Young Soloists Highlight S.F. Ballet’s Sleeping Beauty

Janice Berman on January 24, 2018
San Francisco Ballet in Tomasson’s The Sleeping Beauty | Credit: Erik Tomasson

Helgi Tomasson’s The Sleeping Beauty for his San Francisco Ballet has reawakened this season, with a few changes in décor and some major changes in personnel. The results often dazzle.

Artistic Director Tomasson’s version of the Marius Petipa/Peter Ilyich Tchaikovsky classic, which premiered in 1990 (a hundred years after its Mariinsky Theater premiere), is slightly leaner than the original, with brisker plotline and minus a few dances, but still runs nearly three hours — time well spent. And this year’s version has more opulent costumes (the old ones were nice; these are knockouts) and third-act set (now adorned with a more awesome royal staircase), both courtesy of the Royal Danish Ballet’s production, which, like the San Francisco Ballet’s, was designed by the brilliant Jens-Jacob Worsaae (1946-1994).

And then there are the dancers. This is something of a watershed season. Some of the most notable principal dancers have retired (though Sarah Van Patten, by the bye, is back from maternity leave), and the ranks include more than a few new hires and recent promotions. That extends, too, to soloists and corps. It’s impossible to point to any major shift in artistic impetus, but the combination of new gang and old guard merits a season of close and pleasurable attention.

Sasha De Sola and Carlo Di Lanno in Tomasson’s The Sleeping Beauty | Credit: Erik Tomasson

Tuesday night’s season opener, conducted by Martin West, had as Princess Aurora Sasha de Sola, her debut in the role, partnered by Carlo di Lanno as Prince Desiré. She was just promoted to principal and di Lanno in 2016. De Sola, from Florida, trained at the Kirov Academy of Ballet and became a San Francisco Ballet apprentice in 2006; Di Lanno, from Italy, danced with La Scala Ballet and Staatsballett Berlin before joining the company as a soloist in 2014. De Sola credits a video of former Mariinsky ballerina Larisa Lezhnina as her inspiration for Aurora; coincidentally, Lezhnina coached the company for this production, as did Lola de Avila, former S.F. Ballet School associate director.

Lezhnina and De Sola physically resemble each other, and it’s readily apparent that De Sola has taken in Lezhnina’s intriguing mixture of innate calm and bravura vitality. Her performance was technically stunning. Time, luck, and hard work will determine whether she becomes a great ballerina, but she’s off to a great start.

Di Lanno was an impeccable, musical, and princely partner, with exciting elevation in his leaps and precision in his landings, and terrific arms and shoulders too.

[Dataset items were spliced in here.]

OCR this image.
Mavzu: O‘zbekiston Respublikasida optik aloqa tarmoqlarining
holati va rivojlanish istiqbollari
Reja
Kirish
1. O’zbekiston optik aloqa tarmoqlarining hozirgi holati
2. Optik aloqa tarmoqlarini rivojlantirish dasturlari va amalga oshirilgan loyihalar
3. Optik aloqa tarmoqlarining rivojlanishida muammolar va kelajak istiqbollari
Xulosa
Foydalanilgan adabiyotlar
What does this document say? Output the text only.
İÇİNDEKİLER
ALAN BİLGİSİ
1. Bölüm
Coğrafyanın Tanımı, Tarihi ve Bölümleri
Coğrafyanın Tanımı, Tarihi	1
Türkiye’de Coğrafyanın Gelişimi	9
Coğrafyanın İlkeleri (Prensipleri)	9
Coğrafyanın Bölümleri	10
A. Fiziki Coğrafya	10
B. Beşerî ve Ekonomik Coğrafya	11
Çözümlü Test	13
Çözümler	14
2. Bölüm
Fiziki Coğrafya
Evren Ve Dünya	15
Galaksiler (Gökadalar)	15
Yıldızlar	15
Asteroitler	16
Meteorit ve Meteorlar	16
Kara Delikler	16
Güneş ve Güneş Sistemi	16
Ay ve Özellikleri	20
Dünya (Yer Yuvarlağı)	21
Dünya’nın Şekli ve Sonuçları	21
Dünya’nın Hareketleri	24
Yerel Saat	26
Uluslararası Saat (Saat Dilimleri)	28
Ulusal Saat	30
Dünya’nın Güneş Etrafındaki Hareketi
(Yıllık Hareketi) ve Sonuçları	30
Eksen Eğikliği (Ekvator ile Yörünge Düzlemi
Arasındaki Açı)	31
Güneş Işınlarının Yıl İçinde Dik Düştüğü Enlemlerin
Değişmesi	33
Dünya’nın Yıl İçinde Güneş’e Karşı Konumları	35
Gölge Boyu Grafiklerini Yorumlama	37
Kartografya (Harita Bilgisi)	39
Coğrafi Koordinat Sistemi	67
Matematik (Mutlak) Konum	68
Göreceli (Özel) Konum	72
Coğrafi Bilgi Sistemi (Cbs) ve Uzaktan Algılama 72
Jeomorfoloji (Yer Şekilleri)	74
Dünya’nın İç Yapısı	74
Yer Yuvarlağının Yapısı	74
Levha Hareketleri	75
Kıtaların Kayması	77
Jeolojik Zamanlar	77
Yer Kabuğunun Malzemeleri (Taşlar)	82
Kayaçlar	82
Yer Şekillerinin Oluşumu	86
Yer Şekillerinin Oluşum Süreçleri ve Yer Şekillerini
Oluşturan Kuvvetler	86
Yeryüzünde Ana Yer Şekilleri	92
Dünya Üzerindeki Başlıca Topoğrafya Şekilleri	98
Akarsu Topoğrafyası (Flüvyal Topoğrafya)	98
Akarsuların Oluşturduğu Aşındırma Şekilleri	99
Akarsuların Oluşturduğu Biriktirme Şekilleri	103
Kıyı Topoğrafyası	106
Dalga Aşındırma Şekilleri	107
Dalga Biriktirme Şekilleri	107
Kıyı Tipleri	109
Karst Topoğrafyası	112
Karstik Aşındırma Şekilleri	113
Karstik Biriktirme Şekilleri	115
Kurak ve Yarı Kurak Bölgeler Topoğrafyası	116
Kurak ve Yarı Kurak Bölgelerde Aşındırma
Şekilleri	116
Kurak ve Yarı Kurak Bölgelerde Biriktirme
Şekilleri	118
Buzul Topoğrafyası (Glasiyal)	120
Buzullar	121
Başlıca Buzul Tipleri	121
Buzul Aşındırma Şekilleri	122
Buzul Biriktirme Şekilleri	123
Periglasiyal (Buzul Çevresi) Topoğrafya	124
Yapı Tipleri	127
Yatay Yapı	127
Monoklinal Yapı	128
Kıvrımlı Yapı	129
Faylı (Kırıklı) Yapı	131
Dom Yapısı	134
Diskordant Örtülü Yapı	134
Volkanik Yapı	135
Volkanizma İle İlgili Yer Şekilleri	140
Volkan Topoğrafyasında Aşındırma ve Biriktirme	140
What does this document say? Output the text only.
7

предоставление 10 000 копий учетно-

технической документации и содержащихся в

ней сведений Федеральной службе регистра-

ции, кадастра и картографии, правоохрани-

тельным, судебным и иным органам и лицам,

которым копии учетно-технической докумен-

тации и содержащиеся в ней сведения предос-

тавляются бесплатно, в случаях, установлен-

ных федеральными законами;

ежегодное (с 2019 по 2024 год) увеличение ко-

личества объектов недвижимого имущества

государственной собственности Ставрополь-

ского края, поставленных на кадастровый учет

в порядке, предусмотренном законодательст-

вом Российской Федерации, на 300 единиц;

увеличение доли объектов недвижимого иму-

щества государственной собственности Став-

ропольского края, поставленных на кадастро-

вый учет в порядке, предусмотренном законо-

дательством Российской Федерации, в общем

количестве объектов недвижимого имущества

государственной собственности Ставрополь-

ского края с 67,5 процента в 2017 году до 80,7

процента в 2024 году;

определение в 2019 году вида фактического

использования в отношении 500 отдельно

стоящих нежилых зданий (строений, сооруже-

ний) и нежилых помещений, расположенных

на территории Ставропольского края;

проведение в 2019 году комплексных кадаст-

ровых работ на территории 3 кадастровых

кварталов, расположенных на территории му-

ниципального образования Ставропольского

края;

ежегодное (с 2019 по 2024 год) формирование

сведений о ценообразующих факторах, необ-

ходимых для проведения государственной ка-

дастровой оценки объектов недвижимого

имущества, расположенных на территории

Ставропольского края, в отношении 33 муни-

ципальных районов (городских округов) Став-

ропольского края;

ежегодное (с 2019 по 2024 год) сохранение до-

Only a company this good and this big can field a terrific Sleeping Beauty, with different ballerinas in different roles every performance. Not only are the principal dancers (which included Van Patten as a fine, if initially nervous, Lilac Fairy and character dancer Anita Paciotti as the spectacularly nasty Fairy of Darkness) superb, but so are the soloists, particularly the Fairies; the corps women, shown to warm advantage in the Garland Dance; and the six, charming little S.F. Ballet School students. And we haven’t even mentioned the gracious nymphs of the vision scene, green and ghostly and precisely in formation, or Act III’s superb character dances, most memorably Wei Wang’s high-flying Bluebird, opposite Dores André’s Enchanted Princess.

Sasha De Sola and Sean Orza in Tomasson’s The Sleeping Beauty | Credit: Erik Tomasson

Such problems as there were seemed to stem from anxiety — overall, despite its spot-on presentation, the show felt a bit chilly. De Sola was the first to unbend, and by the time of Aurora’s wedding, she was smiling as though lit from within. Di Lanno eventually cracked a tiny grin.  

The jitters are perfectly understandable, for truth be told, Sleeping Beauty is overall perhaps the hairiest and scariest of the classical repertoire. The footwork, the adagios, the allegros, the jumps, the leaps, the turns, the social dances, the character roles — the ballet poses one delightful (to the audience!) challenge after another. Couple that with a company currently, like most troupes, steeped in neoclassical and exploratory works (such as the company’s upcoming Unbound Festival). That can create a certain crisis of confidence, and telling the dancers, “You look so much nicer when you smile!” just isn’t going to cut it. One can’t exactly relax over a steaming cup of Petipa. But let us hope that as Beauty moves on (it ends Feb. 4), everybody begins to realize they’ve got this. Because dammit, they do.